Тесей предпочёл оседлать любимого гиппогрифа и нарезать пару кругов над домом, пользуясь тем, что магглоотталкивающие чары надёжно скрывали не только сам дом, но и воздушное пространство над ним. Вороной Буцефал благодарно потёрся клювом о его плечо, обрадованный возможностью размять крылья. Буцефал вылупился из яйца в день возвращения Тесея с войны. Наверно, поэтому мама решила оставить выросшего в широкогрудую гору мышц птенца.
Поправив чуть покосившуюся хвойную гирлянду, обрамляющую окно, Тесей спустился вниз, в просторную гостиную, один из углов которой занимала высокая густая ель, украшенная блестящими красными шарами и вечными свечами. Она походила на одну из двенадцати традиционных хогвартских рождественских елей, только чуть пониже и без прячущихся среди зелёных лап фей. Оно и к лучшему. Феи не самые приятные соседи.
Мама сидела в кресле у камина, сцепив пальцы в замок под подбородком и задумчиво наблюдая за статуэтками двух гиппогрифов, гордо вышагивающих по каминной полке выпятив грудь, демонстрируя медали. Мама могла бы разместить на полке целый пёстрый табун, но предпочитала держать на видном месте только пару — самых первых.

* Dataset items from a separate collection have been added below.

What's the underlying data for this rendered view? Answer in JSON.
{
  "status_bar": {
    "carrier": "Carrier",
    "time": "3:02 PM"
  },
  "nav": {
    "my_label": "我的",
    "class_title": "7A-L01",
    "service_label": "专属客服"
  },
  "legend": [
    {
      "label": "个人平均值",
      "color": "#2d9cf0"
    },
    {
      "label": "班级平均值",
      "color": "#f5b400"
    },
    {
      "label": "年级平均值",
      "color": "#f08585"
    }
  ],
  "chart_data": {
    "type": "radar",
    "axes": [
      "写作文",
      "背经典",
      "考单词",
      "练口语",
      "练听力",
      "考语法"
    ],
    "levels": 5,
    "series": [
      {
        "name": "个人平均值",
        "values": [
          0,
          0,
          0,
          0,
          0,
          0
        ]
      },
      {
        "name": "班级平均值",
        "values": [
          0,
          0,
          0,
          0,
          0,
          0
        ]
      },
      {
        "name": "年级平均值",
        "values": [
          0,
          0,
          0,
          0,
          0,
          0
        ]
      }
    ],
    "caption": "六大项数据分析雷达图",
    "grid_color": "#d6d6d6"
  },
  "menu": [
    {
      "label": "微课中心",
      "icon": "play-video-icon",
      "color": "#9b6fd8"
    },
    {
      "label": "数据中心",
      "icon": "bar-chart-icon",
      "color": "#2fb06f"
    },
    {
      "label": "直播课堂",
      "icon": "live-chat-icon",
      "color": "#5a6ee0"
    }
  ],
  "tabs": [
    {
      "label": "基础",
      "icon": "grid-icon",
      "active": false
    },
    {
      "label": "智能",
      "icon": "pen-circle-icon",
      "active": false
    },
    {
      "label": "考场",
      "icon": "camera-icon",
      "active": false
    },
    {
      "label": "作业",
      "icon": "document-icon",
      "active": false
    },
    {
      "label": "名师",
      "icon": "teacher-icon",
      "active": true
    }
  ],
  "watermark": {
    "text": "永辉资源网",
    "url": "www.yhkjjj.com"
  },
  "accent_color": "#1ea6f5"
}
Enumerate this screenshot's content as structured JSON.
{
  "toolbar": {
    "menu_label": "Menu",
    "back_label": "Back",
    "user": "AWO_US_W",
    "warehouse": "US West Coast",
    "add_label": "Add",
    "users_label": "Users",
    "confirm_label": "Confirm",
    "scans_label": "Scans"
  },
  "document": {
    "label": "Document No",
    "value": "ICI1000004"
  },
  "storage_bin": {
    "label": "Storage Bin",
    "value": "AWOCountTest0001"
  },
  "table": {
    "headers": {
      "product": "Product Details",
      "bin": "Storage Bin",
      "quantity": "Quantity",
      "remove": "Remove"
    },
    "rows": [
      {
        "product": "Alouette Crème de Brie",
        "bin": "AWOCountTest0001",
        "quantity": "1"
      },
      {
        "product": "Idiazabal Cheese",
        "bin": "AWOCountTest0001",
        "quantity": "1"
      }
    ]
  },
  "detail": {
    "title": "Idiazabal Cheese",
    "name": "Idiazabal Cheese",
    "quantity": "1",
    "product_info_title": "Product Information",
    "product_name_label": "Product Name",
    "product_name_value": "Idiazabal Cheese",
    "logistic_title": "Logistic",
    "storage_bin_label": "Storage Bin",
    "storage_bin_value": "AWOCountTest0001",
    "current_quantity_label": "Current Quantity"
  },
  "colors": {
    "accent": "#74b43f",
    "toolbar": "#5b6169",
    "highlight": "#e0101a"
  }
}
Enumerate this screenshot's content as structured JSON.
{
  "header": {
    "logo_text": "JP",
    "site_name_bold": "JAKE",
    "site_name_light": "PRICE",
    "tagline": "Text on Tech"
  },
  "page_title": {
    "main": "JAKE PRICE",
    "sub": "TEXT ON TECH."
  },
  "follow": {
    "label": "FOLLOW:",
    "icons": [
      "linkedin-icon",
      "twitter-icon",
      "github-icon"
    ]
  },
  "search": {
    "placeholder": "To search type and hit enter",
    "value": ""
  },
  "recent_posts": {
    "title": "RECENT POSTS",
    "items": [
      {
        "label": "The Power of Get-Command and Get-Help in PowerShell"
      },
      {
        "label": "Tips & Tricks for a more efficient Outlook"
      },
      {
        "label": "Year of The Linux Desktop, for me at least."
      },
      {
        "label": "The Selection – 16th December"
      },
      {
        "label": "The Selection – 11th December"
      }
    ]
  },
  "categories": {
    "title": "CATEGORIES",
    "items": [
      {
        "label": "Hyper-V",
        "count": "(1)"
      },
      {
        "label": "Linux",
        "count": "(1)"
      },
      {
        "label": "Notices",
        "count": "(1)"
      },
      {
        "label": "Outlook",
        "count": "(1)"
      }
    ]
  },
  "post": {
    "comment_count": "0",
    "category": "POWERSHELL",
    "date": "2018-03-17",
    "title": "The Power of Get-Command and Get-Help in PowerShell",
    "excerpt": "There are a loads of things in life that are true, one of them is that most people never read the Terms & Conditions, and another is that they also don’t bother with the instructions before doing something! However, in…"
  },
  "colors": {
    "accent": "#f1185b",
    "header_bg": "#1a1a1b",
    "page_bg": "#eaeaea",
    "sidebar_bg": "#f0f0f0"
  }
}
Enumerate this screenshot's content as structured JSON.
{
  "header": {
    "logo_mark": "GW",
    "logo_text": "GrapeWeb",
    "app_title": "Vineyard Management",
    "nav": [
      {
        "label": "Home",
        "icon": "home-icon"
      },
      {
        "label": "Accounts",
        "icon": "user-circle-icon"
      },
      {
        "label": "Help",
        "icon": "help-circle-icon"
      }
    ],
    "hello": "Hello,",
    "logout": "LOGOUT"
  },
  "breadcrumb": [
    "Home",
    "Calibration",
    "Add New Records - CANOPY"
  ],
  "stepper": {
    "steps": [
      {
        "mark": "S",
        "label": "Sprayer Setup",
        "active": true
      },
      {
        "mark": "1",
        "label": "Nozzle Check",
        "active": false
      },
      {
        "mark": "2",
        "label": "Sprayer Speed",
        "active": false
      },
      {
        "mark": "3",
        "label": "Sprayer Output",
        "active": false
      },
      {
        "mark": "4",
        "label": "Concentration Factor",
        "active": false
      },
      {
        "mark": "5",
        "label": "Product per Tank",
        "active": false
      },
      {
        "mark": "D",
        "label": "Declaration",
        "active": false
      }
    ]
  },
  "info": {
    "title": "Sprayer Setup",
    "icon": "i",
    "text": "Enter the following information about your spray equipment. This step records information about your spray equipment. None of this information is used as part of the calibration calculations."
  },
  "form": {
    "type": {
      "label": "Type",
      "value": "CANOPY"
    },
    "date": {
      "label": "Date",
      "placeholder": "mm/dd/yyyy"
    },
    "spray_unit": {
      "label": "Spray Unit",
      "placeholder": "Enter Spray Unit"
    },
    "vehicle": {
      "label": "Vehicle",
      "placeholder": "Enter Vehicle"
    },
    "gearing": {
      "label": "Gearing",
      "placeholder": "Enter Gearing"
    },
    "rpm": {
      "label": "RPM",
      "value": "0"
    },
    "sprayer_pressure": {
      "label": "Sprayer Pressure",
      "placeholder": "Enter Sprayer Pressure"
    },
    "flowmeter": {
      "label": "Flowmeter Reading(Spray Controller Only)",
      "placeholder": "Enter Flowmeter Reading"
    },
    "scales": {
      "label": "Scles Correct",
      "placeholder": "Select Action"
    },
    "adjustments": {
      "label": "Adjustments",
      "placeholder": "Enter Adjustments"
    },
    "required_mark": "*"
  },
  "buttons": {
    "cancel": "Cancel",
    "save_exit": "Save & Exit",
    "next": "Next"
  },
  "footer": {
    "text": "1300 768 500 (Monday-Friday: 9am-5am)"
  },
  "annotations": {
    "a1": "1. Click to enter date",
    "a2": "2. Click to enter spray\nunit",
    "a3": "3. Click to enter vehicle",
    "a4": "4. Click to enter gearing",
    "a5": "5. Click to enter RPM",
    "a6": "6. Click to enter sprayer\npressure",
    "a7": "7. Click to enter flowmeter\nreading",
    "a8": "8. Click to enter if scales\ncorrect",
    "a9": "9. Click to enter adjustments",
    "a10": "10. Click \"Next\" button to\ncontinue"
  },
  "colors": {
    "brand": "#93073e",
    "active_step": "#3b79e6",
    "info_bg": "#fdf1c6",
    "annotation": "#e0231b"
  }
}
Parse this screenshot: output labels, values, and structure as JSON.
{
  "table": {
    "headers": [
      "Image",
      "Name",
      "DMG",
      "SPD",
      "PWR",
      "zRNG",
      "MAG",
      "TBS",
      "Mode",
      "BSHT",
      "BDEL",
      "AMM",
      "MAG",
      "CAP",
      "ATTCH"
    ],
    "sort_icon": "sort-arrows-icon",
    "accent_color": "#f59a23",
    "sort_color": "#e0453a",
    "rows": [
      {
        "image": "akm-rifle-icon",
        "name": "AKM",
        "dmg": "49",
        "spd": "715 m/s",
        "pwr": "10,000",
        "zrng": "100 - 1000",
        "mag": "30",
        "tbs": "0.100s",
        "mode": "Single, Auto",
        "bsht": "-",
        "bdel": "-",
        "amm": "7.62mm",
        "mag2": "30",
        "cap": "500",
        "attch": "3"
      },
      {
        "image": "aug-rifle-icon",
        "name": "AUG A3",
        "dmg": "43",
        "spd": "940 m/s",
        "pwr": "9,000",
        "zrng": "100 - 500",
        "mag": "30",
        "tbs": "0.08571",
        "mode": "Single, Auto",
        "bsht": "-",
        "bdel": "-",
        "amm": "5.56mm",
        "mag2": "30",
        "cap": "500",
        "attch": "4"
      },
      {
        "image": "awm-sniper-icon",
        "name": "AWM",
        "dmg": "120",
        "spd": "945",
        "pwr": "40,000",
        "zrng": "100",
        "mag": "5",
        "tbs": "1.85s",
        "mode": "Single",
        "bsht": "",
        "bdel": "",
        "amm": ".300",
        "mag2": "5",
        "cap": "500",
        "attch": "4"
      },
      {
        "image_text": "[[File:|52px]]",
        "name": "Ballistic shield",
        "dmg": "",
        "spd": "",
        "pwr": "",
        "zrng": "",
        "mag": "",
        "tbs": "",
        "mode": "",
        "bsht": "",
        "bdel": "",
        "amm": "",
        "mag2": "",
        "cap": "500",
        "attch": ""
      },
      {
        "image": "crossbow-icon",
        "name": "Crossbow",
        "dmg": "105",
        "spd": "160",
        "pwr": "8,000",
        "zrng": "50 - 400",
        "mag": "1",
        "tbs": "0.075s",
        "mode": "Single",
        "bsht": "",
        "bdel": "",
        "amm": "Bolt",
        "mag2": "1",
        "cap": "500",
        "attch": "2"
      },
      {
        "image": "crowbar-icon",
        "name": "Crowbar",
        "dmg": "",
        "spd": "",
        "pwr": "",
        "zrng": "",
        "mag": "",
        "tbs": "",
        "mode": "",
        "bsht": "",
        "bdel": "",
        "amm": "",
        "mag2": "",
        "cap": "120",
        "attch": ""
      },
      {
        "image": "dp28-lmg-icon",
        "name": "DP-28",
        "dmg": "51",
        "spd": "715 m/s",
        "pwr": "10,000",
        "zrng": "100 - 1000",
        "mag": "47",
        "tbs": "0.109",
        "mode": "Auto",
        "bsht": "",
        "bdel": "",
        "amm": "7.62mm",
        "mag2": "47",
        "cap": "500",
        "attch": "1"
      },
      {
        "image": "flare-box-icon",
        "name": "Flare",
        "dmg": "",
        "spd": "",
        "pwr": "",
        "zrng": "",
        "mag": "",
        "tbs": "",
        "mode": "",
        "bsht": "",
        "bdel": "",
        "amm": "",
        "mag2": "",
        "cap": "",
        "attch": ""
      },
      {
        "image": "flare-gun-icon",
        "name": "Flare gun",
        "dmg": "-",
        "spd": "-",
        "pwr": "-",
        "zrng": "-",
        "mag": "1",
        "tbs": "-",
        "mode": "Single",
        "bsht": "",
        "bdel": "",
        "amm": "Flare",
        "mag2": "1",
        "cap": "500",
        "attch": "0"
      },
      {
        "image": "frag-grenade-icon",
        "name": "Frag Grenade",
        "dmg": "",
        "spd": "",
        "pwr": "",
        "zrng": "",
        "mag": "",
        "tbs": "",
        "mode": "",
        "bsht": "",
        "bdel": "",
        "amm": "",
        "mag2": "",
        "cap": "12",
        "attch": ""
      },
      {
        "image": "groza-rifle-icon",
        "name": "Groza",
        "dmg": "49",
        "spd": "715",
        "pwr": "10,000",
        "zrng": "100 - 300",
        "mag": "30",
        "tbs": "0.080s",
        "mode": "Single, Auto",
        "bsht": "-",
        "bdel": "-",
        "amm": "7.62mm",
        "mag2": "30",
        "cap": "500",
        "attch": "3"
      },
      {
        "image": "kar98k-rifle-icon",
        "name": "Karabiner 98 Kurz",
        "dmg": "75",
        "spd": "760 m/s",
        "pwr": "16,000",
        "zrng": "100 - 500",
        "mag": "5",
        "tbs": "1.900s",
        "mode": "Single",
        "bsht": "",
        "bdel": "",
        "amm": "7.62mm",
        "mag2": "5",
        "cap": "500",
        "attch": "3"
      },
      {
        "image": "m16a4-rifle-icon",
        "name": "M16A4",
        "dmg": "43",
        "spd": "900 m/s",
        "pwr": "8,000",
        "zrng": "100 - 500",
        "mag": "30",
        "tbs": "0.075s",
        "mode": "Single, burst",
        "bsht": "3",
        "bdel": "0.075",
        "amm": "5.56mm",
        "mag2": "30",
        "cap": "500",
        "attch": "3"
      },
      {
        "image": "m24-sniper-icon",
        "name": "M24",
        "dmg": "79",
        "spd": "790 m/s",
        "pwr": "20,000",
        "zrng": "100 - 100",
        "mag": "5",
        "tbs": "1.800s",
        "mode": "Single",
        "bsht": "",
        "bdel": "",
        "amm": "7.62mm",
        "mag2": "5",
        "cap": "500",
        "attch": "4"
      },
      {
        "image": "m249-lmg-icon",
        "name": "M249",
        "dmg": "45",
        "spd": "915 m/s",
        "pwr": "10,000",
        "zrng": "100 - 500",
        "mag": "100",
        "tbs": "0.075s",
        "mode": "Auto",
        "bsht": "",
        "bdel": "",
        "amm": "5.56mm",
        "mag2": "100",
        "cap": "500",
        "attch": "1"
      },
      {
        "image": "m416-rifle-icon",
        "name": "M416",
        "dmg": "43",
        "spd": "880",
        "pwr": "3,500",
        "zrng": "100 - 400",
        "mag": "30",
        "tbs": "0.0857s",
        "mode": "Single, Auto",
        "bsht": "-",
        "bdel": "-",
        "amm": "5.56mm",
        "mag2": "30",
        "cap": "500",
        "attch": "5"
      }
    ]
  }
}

— Он всё опаздывает… — вздохнула мама, бросив короткий, полный волнения взгляд на окно. Метель и не думала утихать. Не самая лучшая погода в Рождество.
Тесей уже собирался произнести какую-нибудь из своих дежурных успокаивающих реплик, когда в прихожей звучно хлопнула дверь, а затем тонкий голосок домовухи подтвердил, что не только ветер стремился поскорей в тепло.
Тесей вышел в прихожую и прислонился к дверному косяку, разглядывая младшего брата, согнувшегося под тяжестью крепких матушкиных объятий. Раскрасневшееся от мороза лицо Ньюта стало пунцовым не то от смущения, не то от того, что мама немного перестаралась с выражением чувств.
— Здравствуй, мама, — почти шёпотом поздоровался младший брат, пытаясь вывернуться. Начинающий подтаивать снег, ровным слоем покрывающий пальто, оставлял лужицы на паркете и на голубом платье матери.
— Совсем замёрз, — улыбнулась она, пытаясь помочь Ньюту расстегнуть пальто, словно он был малым ребёнком, чем вгоняла его гуще в краску.
Нелепая поза Ньюта, пытающегося одновременно снять пальто, избежать нового сеанса объятий и при этом не выпустить из рук любимый чемодан («когда же ты поменяешь застёжки, Ньют? Хочешь, чтобы кто-то оттуда сбежал?») вызывала улыбку и на душе разом потеплело.
Поймав ухмылку старшего брата, Ньют недовольно нахмурился. Откуда ему было знать, что утром Тесей стоял в прихожей ровно в такой же позе и пытался не дать матери заглянуть в плетёную дорожную корзину, взятую с собой из Лондона.
Проводившая так много времени с гиппогрифами мама теперь пыталась выплеснуть на своих выросших сыновей всю ту любовь, что не отдала им в их детстве. Особенно на младшего.
— Тесей, — поздоровался Ньют, глядя, по своему обыкновению, куда угодно, но не на собеседника. Пуговица на, судя по всему, самой приличной его рубашке, завладела всем его вниманием.